A Civil War epic that earned Denzel Washington his first Academy Award is returning to theaters 30 years after it was first released.

“Glory,” starring Washington, Morgan Freeman, Andre Braugher, Matthew Broderick, and Cary Elwes, tells the harrowing story of the Second Battle of Fort Wagner, a July 1863 Union assault at Morris Island, South Carolina, on one of the Southern Confederacy’s prominent strongholds.

A movie the New York Times hailed as evoking an “almost overwhelming emotional impact,” “Glory” highlights the heroics of the 54th Massachusetts Infantry Regiment, the climactic assault’s spearheading unit that was made up of black soldiers and commanded by Col. Robert Gould Shaw (Broderick).

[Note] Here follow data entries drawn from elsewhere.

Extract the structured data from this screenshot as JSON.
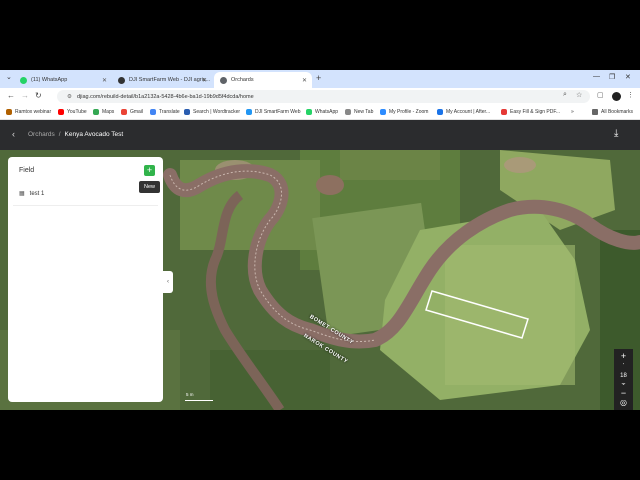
{
  "browser": {
    "tabs": [
      {
        "label": "(11) WhatsApp",
        "color": "#25d366"
      },
      {
        "label": "DJI SmartFarm Web - DJI agric...",
        "color": "#333333"
      },
      {
        "label": "Orchards",
        "color": "#5f6368"
      }
    ],
    "url": "djiag.com/rebuild-detail/b1a2132a-5428-4b6e-ba1d-19b9d5f4dcda/home",
    "bookmarks": [
      {
        "label": "Ramtox webinar",
        "color": "#b06000"
      },
      {
        "label": "YouTube",
        "color": "#ff0000"
      },
      {
        "label": "Maps",
        "color": "#34a853"
      },
      {
        "label": "Gmail",
        "color": "#ea4335"
      },
      {
        "label": "Translate",
        "color": "#4285f4"
      },
      {
        "label": "Search | Wordtracker",
        "color": "#2a5db0"
      },
      {
        "label": "DJI SmartFarm Web",
        "color": "#2196f3"
      },
      {
        "label": "WhatsApp",
        "color": "#25d366"
      },
      {
        "label": "New Tab",
        "color": "#888888"
      },
      {
        "label": "My Profile - Zoom",
        "color": "#2d8cff"
      },
      {
        "label": "My Account | After...",
        "color": "#1a73e8"
      },
      {
        "label": "Easy Fill & Sign PDF...",
        "color": "#e53935"
      }
    ],
    "all_bookmarks_label": "All Bookmarks"
  },
  "app": {
    "breadcrumb_parent": "Orchards",
    "breadcrumb_separator": "/",
    "breadcrumb_current": "Kenya Avocado Test"
  },
  "panel": {
    "title": "Field",
    "add_tooltip": "New",
    "fields": [
      {
        "name": "test 1"
      }
    ]
  },
  "map": {
    "labels": [
      "BOMET COUNTY",
      "NAROK COUNTY"
    ],
    "scale_label": "5 m",
    "zoom_level": "18"
  }
}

The formation of the 54th came in the immediate months following President Abraham Lincoln’s Jan. 1, 1863, Emancipation Proclamation, which authorized black men to officially serve in the U.S. Army and Navy. Law at the time dictated only white officers could command the regiment.

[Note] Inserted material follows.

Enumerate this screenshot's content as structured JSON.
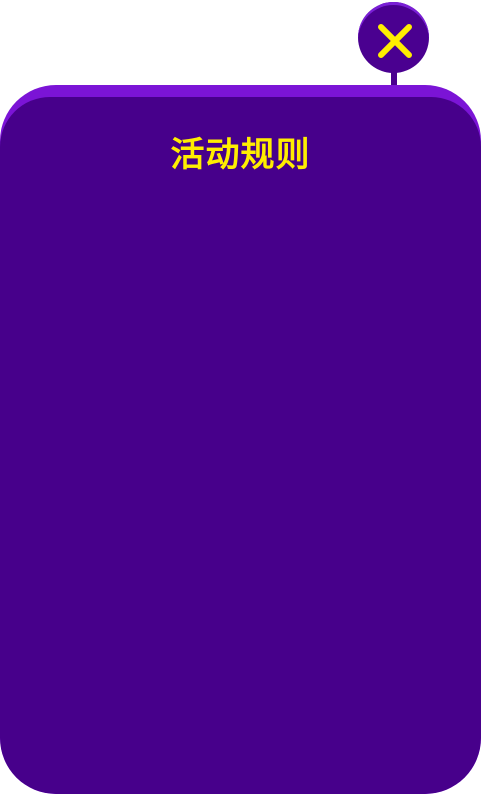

The heroics exhibited by the unit, according to the National Archives, “helped to dispel doubt within the Union Army about the fighting ability of black soldiers.”

To commemorate its July 1989 release — this July also marks the 156th anniversary of the battle — “Glory” will be returning to more than 600 theaters on July 21 and 24.

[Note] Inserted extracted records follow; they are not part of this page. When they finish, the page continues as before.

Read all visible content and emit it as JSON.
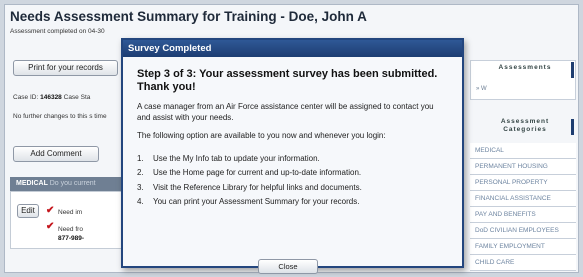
{
  "background": {
    "title": "Needs Assessment Summary for Training - Doe, John A",
    "subtitle": "Assessment completed on 04-30",
    "print_button": "Print for your records",
    "case_label": "Case ID:",
    "case_id": "146328",
    "case_status_label": "Case Sta",
    "no_changes_text": "No further changes to this s time",
    "add_comment_button": "Add Comment",
    "medical_label": "MEDICAL",
    "medical_suffix": "Do you current",
    "edit_button": "Edit",
    "needs": [
      {
        "text": "Need im"
      },
      {
        "text": "Need fro",
        "phone": "877-989-"
      }
    ],
    "sidebar": {
      "assessments_heading": "Assessments",
      "assessments_sub": "» W",
      "categories_heading": "Assessment Categories",
      "categories": [
        "MEDICAL",
        "PERMANENT HOUSING",
        "PERSONAL PROPERTY",
        "FINANCIAL ASSISTANCE",
        "PAY AND BENEFITS",
        "DoD CIVILIAN EMPLOYEES",
        "FAMILY EMPLOYMENT",
        "CHILD CARE"
      ]
    }
  },
  "dialog": {
    "bar_title": "Survey Completed",
    "heading": "Step 3 of 3: Your assessment survey has been submitted. Thank you!",
    "paragraph1": "A case manager from an Air Force assistance center will be assigned to contact you and assist with your needs.",
    "paragraph2": "The following option are available to you now and whenever you login:",
    "options": [
      {
        "num": "1.",
        "text": "Use the My Info tab to update your information."
      },
      {
        "num": "2.",
        "text": "Use the Home page for current and up-to-date information."
      },
      {
        "num": "3.",
        "text": "Visit the Reference Library for helpful links and documents."
      },
      {
        "num": "4.",
        "text": "You can print your Assessment Summary for your records."
      }
    ],
    "close_button": "Close"
  },
  "colors": {
    "dialog_bar": "#1d3d72",
    "check": "#c4151c",
    "category_text": "#6d84a0"
  }
}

“'Glory' remains one of the most intelligent and gripping movies ever made about the American Civil War, and is a testament to enormous courage and bravery,” the Fathom release says.

Pre- and post-film commentary by TCM Primetime host Ben Mankiewicz will offer an in-depth look at the historical context of the film and acting performances that brought the events to life.

Tickets can be purchased through Fathom Events and at participating theater box offices.